After she had been there for several weeks, people began to notice that every morning she could be seen swimming out in the waters. But she was never swimming alone. As soon as she waded into the water, a pod of dolphins would appear seemingly from nowhere and surround her.

And because of this, people were soon calling her Porpoise Sal.

For a while, the town was buzzing with guesses about who she was and where she was from, and how she had come to be trapped inside of that barrel. But eventually, people just came to accept her as Porpoise Sal, the woman who had been washed in by the sea. And so Porpoise Sal was given a place in the community, as something of a harmless curiosity.

A vintage postcard showing the remains of a shipwreck along the outer banks
A vintage postcard showing the remains of a shipwreck along the outer banks

As the spring whaling season approached again, Porpoise Sal seemed to grow more agitated. She would rush from person to person in the town, stopping each one and saying “The killing must stop.” And when February rolled around and the ships set out and the first whale was hauled onto the shore to be stripped of its blubber, Sal was there, weeping at the sight.

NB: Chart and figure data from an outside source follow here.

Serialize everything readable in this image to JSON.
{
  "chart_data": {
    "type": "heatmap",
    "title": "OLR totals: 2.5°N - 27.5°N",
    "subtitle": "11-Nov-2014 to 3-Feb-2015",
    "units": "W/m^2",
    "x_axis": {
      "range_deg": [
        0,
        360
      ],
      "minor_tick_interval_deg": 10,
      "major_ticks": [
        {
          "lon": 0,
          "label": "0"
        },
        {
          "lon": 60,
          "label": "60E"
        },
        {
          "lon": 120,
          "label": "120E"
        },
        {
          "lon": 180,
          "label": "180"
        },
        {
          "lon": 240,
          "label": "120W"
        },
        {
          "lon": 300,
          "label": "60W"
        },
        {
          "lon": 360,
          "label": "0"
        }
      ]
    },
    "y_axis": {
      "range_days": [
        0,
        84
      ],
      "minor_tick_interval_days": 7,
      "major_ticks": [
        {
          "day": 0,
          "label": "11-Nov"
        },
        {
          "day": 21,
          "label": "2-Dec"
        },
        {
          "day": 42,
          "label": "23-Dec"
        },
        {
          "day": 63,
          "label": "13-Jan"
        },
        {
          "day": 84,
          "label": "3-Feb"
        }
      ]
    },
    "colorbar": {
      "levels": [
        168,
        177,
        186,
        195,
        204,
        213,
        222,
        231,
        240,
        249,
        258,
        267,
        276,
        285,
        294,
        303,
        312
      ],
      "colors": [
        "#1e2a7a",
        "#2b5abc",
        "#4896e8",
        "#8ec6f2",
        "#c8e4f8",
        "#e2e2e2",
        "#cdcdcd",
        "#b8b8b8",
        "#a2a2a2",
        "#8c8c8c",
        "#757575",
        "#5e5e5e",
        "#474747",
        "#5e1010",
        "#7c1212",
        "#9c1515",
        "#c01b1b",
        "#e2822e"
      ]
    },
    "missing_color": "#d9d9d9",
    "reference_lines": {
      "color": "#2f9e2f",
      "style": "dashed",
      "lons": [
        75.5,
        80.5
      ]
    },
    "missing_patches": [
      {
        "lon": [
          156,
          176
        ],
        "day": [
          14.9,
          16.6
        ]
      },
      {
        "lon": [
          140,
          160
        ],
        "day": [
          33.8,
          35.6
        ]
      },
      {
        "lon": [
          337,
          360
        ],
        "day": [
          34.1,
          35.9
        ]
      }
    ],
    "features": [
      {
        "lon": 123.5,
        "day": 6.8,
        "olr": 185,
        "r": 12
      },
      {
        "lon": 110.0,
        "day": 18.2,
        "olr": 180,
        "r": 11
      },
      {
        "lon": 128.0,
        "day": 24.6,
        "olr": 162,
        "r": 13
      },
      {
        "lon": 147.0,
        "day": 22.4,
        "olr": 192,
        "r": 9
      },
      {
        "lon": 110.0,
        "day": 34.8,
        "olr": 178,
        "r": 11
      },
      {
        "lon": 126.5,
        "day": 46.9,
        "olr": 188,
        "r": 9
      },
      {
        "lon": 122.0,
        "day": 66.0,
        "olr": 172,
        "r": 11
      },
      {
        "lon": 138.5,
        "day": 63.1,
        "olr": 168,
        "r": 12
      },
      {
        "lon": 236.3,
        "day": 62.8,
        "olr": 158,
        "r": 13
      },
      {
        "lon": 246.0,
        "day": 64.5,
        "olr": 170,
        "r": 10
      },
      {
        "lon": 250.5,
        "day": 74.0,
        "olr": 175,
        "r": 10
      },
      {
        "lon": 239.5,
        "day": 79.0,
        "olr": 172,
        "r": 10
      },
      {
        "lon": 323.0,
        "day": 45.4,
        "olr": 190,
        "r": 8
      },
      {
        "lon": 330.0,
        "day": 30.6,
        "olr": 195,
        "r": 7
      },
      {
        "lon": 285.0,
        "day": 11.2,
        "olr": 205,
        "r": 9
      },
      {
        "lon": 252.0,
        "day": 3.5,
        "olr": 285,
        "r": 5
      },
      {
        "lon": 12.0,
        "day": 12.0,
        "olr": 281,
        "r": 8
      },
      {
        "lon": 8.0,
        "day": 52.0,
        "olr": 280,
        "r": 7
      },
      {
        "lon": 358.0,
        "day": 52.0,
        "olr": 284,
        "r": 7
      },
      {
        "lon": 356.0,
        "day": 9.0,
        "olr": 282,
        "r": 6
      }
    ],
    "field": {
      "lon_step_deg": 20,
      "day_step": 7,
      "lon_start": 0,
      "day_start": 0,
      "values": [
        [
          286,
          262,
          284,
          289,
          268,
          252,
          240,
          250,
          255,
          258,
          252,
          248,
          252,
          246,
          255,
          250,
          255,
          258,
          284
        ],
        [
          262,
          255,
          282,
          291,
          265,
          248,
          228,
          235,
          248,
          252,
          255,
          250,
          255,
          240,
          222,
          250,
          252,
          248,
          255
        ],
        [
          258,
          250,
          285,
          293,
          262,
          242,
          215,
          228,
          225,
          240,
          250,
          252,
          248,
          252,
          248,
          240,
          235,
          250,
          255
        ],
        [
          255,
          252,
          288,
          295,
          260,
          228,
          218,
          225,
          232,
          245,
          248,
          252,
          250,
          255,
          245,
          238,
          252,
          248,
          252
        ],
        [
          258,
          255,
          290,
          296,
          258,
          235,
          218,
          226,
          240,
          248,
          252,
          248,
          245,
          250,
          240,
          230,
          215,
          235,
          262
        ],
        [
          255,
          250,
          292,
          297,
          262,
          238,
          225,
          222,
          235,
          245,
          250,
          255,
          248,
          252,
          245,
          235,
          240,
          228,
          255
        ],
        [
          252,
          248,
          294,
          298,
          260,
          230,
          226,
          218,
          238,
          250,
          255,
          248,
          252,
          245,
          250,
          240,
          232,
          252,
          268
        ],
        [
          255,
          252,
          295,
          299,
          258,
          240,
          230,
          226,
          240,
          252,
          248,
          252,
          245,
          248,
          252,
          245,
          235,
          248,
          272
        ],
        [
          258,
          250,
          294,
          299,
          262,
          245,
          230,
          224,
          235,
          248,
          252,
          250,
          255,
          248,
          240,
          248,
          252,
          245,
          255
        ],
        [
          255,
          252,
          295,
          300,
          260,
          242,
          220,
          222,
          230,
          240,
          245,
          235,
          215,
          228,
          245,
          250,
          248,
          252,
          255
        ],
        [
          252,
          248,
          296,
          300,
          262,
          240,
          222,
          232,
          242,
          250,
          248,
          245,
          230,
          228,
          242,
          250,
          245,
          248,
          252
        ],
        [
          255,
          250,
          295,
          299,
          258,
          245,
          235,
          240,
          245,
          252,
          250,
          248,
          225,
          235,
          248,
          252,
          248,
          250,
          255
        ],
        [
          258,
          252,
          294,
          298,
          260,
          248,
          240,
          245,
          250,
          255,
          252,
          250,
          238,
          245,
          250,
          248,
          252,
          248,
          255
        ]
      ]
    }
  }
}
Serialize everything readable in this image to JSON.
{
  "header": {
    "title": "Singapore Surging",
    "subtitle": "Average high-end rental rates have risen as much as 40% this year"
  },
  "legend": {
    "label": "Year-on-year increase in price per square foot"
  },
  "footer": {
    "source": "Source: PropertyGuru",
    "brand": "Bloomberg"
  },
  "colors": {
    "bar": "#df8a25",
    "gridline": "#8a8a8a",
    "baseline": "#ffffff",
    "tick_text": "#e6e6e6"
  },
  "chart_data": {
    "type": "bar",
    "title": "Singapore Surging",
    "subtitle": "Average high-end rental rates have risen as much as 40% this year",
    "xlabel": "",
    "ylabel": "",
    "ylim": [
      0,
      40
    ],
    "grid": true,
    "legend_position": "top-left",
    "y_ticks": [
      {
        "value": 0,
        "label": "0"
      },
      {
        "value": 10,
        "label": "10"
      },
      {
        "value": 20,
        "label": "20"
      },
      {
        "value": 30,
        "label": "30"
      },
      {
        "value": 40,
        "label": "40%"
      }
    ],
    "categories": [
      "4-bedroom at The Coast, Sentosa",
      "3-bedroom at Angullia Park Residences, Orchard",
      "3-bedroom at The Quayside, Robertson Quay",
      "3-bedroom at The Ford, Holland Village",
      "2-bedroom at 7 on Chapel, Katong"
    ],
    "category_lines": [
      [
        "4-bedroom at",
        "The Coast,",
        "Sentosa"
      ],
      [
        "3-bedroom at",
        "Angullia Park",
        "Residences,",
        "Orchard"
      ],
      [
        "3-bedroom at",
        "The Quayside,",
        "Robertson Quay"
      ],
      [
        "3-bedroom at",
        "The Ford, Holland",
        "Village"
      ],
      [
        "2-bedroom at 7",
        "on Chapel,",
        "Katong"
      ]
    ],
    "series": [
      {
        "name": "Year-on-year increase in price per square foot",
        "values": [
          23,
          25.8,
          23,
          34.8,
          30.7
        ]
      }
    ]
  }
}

Soon, people began to wonder — was she taking about the whales?

But the admonitions of the strange woman were no match for the money that whaling brought in.

People began to avoid Porpoise Sal when they saw her on the streets. Almost a whole year passed since her arrival in Diamond City, and Sal seemed to grow sadder and sadder with each passing day.

Then, one the night before the anniversary of her arrival, the skies on the Outer Banks grew dark. The winds grew harsh and strong, and the sea grew angry. The people of the banks knew what was coming. A hurricane was blowing in.

It was on this day that Porpoise Sal spoke her last words to Diamond City. She stopped a fisherman on the street, a man she had stopped many times before, and who was shocked when this time, she said something she had never said before.

“You were warned”, Porpoise Sal said, and looked at him with her sea-colored eyes welling up with tears, until she quietly broke away and headed back to her home on the shore.

The hurricane that struck that night was the worst that the Outer Banks had ever seen. The vicious wind blew all night long, the waves flooded over the shore, crashing higher and higher, until the entire island was underwater.

By morning, Diamond City was no more.

As the waters receded, the survivors climbed down from what safety they had found. Every building in the town had been destroyed, all the boats had been washed away, the islanders knew there was no chance of rebuilding.

And then one of them spotted something floating in the sea far out on the horizon. It was Sal’s barrel, the same barrel that had floated to shore a year ago to the day. And there was a figure standing on top of the barrel who could barely be made out in the distance. It was Porpoise Sal. Someone shouted they should head out to rescue her, but just then she purposely dove off the barrel and disappeared beneath the waves. And people watched as the barrel sank beneath the waters.

The people of Diamond City Scattered along the coast. The site where the town had once stood was reclaimed by the sands and the forest, and soon there was no trace that people had ever lived there. But the memory of the strange woman who had lived with them for that year before the storm spread with the people of Diamond City. And the memory of the woman from the sea and the warning that had been ignored became one of the legends of the Outer Banks.

Diamond City was destroyed in the hurricane of 1899. By 1902, the last resident had left the town, and Diamond City is remembered as the only community in North America that was never rebuilt after a hurricane. Today, the land is protected as part of the Cape Lookout National Seashore and is accessible only by boat or ferry, and is one of the few remaining undeveloped spots on the Outer Banks.